HMRC Takes in Record £5bn in Inheritance Tax
A little over £5 billion was gathered by HMRC as inheritance tax during the most recent tax year, which represents a record high figure, according to the Office for National Statistics (ONS).
Inheritance tax takings were worth £4.7 billion in the year to May 2016 but the comparative figure for 2016/17 was up to £5.1 billion.
Among the reasons given to explain the increase in inheritance tax amounts taken last year is that average property prices have been rising around the UK, particularly in southern England.
The freezing of the threshold for inheritance tax liability at £350,000 for the past several years is also cited as a key factor.
Any property assets worth in excess of £325,000 are subject to inheritance tax as they are passed on to inheritors, with that figure having remained unchanged since 2010.

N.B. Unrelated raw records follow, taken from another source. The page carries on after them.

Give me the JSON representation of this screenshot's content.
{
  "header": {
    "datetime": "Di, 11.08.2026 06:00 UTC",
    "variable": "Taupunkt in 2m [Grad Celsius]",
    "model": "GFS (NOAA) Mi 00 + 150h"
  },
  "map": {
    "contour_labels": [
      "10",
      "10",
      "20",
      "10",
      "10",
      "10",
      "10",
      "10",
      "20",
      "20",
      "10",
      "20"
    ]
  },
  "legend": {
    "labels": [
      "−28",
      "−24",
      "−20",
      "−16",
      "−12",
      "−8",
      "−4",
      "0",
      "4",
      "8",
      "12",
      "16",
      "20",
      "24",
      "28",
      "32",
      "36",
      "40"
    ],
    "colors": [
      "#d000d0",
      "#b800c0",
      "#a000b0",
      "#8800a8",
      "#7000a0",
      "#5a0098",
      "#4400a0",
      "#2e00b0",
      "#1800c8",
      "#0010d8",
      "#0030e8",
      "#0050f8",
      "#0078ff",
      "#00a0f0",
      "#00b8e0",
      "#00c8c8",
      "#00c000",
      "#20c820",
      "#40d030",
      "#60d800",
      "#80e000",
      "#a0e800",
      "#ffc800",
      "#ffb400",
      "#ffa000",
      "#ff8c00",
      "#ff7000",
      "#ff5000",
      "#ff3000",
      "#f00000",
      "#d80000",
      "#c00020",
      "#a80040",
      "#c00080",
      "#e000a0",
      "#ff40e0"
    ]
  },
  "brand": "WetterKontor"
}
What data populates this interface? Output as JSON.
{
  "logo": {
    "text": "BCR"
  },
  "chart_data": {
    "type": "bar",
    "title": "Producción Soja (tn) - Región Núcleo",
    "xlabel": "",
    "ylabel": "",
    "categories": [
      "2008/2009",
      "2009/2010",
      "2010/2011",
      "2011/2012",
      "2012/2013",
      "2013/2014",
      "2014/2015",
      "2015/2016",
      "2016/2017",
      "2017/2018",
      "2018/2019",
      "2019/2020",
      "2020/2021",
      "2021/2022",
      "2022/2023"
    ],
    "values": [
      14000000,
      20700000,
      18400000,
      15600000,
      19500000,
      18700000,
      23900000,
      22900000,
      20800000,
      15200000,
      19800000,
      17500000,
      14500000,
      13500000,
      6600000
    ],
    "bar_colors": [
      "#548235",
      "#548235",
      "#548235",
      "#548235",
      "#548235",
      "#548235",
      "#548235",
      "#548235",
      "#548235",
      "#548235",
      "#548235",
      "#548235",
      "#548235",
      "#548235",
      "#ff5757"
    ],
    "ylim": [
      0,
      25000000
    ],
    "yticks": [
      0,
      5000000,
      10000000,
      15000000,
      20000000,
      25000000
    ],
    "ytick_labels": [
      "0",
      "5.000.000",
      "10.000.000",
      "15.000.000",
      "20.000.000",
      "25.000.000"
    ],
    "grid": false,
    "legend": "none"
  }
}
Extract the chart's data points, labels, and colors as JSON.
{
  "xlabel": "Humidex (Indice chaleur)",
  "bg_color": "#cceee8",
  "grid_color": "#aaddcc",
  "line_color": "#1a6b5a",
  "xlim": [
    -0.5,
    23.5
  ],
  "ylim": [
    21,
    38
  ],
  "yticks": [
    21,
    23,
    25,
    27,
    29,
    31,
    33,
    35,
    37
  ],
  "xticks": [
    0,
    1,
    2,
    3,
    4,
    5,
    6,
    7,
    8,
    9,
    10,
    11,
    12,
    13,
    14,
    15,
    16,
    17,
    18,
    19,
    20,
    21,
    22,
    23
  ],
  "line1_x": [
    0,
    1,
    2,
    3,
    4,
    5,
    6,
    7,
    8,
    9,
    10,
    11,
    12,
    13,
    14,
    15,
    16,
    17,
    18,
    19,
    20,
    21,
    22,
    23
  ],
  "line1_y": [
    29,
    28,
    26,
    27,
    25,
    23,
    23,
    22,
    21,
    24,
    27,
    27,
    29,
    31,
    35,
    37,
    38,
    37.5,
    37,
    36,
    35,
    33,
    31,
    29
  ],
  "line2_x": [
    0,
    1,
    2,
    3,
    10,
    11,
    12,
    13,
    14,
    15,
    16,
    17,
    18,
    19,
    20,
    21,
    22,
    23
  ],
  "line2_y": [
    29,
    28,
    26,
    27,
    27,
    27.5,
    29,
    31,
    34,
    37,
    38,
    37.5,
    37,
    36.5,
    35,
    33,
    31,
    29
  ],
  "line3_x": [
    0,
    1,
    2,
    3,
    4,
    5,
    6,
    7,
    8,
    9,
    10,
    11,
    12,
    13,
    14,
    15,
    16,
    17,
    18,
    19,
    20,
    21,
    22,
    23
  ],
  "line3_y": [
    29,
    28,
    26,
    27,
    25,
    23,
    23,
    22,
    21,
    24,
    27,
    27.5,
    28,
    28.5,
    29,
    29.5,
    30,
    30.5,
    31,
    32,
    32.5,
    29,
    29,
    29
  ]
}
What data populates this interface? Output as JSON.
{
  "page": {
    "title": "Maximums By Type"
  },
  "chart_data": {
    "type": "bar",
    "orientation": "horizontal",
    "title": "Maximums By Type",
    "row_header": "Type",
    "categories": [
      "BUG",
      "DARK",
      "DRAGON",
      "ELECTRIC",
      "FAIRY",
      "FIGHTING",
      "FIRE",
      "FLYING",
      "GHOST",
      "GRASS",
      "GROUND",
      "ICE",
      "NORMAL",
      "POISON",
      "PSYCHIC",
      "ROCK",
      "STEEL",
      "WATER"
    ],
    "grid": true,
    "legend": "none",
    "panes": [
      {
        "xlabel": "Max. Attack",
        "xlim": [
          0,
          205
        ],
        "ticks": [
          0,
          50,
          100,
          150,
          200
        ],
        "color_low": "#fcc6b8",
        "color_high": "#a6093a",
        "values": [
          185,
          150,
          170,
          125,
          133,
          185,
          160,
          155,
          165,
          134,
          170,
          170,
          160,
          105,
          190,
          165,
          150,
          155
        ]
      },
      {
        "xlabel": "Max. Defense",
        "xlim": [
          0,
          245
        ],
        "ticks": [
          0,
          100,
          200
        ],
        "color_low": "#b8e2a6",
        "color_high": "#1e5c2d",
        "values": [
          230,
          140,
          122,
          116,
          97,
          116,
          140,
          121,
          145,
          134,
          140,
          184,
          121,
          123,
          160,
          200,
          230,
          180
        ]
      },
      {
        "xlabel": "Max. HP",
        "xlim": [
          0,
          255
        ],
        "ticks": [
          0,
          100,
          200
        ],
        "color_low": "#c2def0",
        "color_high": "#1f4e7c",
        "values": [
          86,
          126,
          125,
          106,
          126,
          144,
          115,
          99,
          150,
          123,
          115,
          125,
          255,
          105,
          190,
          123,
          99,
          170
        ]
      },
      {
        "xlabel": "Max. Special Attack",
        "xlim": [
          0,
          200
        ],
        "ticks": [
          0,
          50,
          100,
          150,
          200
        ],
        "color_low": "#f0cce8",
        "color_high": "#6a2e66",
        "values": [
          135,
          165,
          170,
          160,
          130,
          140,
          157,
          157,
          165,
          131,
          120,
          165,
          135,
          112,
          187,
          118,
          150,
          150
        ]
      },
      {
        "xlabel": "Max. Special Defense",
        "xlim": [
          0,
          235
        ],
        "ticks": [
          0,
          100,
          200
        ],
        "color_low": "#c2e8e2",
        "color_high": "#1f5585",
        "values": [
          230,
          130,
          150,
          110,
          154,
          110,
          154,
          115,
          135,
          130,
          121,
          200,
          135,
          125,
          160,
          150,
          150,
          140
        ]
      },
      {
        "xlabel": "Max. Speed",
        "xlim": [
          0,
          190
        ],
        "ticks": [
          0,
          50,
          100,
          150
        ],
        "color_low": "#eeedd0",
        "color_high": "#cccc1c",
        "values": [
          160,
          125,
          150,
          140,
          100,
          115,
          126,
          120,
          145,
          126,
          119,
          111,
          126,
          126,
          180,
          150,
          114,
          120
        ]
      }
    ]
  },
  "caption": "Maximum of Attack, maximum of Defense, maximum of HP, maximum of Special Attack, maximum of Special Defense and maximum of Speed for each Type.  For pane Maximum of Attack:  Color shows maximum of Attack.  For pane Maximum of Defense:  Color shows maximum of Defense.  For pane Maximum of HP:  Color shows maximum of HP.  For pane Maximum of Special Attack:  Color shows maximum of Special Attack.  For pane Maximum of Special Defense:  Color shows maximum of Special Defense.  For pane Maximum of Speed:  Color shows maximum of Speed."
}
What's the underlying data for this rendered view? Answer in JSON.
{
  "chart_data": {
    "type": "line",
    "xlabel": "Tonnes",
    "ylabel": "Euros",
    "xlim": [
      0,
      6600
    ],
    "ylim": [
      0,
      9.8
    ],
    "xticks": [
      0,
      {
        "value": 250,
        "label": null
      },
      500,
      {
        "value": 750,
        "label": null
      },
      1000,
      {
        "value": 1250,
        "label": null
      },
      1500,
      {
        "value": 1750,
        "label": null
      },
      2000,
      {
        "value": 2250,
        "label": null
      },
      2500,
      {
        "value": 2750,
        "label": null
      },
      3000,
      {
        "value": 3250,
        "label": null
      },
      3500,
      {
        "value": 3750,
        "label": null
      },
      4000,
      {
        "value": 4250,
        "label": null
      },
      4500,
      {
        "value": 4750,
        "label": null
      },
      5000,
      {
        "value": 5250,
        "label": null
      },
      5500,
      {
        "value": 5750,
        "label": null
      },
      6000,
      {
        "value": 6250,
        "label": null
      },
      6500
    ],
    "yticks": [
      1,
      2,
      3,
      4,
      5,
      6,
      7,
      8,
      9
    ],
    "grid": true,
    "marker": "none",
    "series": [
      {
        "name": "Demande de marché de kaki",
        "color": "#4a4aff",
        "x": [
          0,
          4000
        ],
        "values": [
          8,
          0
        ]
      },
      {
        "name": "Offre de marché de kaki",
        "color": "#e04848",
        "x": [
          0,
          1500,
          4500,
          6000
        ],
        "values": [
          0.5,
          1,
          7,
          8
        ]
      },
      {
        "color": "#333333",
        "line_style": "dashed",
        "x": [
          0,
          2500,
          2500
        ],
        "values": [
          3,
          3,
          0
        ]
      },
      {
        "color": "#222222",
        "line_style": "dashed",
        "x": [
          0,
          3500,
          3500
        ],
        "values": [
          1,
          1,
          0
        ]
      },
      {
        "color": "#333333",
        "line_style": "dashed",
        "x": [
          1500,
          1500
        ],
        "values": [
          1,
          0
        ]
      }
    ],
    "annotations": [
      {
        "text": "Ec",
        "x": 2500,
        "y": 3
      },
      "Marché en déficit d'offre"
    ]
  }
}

Property values have risen consistently over the course of the past seven years and the result has been a sharp rise in the number of people who find themselves facing inheritance tax bills from HMRC.
Indeed, estimates from the Office for Budget Responsibility suggest that the number of family estates affected by inheritance tax increased almost fourfold between 2010 and 2017.
Stamp duty is also understood to be a pertinent issue in this context, with the relatively large sums currently being taken as duty during the process of a property purchase apparently deterring many retirees from downsizing to smaller and less valuable dwellings later in life.
“If elderly people don’t downsize they may pay more inheritance tax as more of their money will be tied up in their property, leaving them with less to give away,” David Hollingworth from the mortgage firm London & Country told the Telegraph.
“There are various reasons why people are not downsizing, a big one is the huge cost of moving, including stamp duty and also the lack of suitable housing for retired people.”
Existing rules mean that estates worth £350,000 or less can be passed to inheritors without taxation, with any value above that figure being taxed at a rate of 40 per cent.
However, the government is phasing in rules which will allow homeowners to bequeath up to an extra £175,000 in property wealth tax free by 2021.